Dca: di quale identità parliamo?

Sappiamo che questi disturbi sorgono prevalentemente durante l’adolescenza, questa però non è una regola. In questa sede, riportiamo alcune delle testimonianze raccolte in ambito sportivo.

Ragazzo-anni16: “Avevo 3 kg in più e ho iniziato a fare sport. Mi pesava molto guardarmi allo specchio, confrontarmi con gli altri [..] facendo sport ho conosciuto coetanei che sono stati da subito un grande stimolo. La maggioranza è in forma e questo mi ha spinto ad allenarmi di più, mangiando lo stretto indispensabile.
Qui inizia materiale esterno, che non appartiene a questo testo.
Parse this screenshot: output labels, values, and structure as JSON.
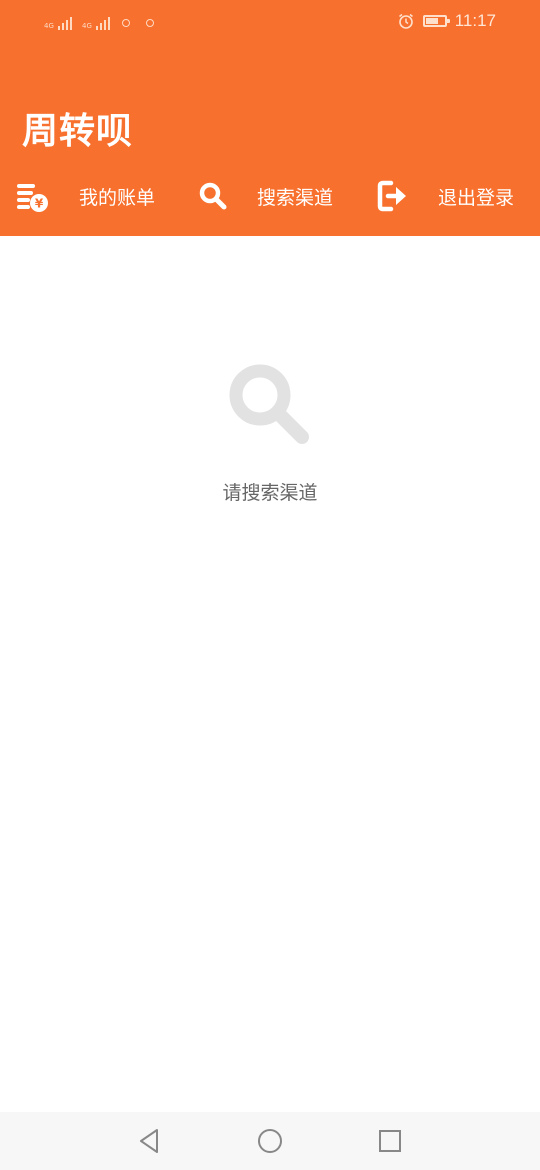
{
  "status_bar": {
    "network_1": "4G",
    "network_2": "4G",
    "time": "11:17",
    "battery_percent": 70
  },
  "header": {
    "app_title": "周转呗",
    "background_color": "#f7702d"
  },
  "nav": {
    "bill_label": "我的账单",
    "search_label": "搜索渠道",
    "logout_label": "退出登录"
  },
  "main": {
    "empty_text": "请搜索渠道",
    "icon": "search-icon"
  }
}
Ho tolto i carboidrati, l’hamburger preferisco farlo io, per avere la sicurezza del macinato. Ho perso 10 kg ma credo di dover ancora limare qualcosa!”

Ragazza-anni 15: “Ho subito problemi a casa e contemporaneamente i miei amici mi facevano notare come fisicamente non ero al “top”, dal nervoso ho eliminato qualche alimento qua e là, fin quando sono riuscita a saziarmi con un pasto al giorno, che era la pasta o la carne, frutta e verdura totalmente eliminate. Ora, la “consistenza della carne” è diventata indigeribile per me, infatti, la evito. Sono dimagrita, ma comunque c’è qualcosa che non rispetto agli altri.”

Ragazza-anni 26: Più volte ricaduta in DCA. “La prima volta avevo 10 anni, alcune compagne di classe scrivevano lettere che parlavano della mia fisicità, le ritrovavo nello zaino. I miei genitori avevano altri problemi quindi da brava bambina non parlavo. Ricordo che mangiavo poco, alcune volte vomitavo[..] una compagna di classe trovò una lettera e oltre a farla vedere all’insegnante la vide mia madre, presero accordi, ero “sotto osservazione”, se non avrei invertito la rotta stesso la mia famiglia mi avrebbe portato da chi di dovere.”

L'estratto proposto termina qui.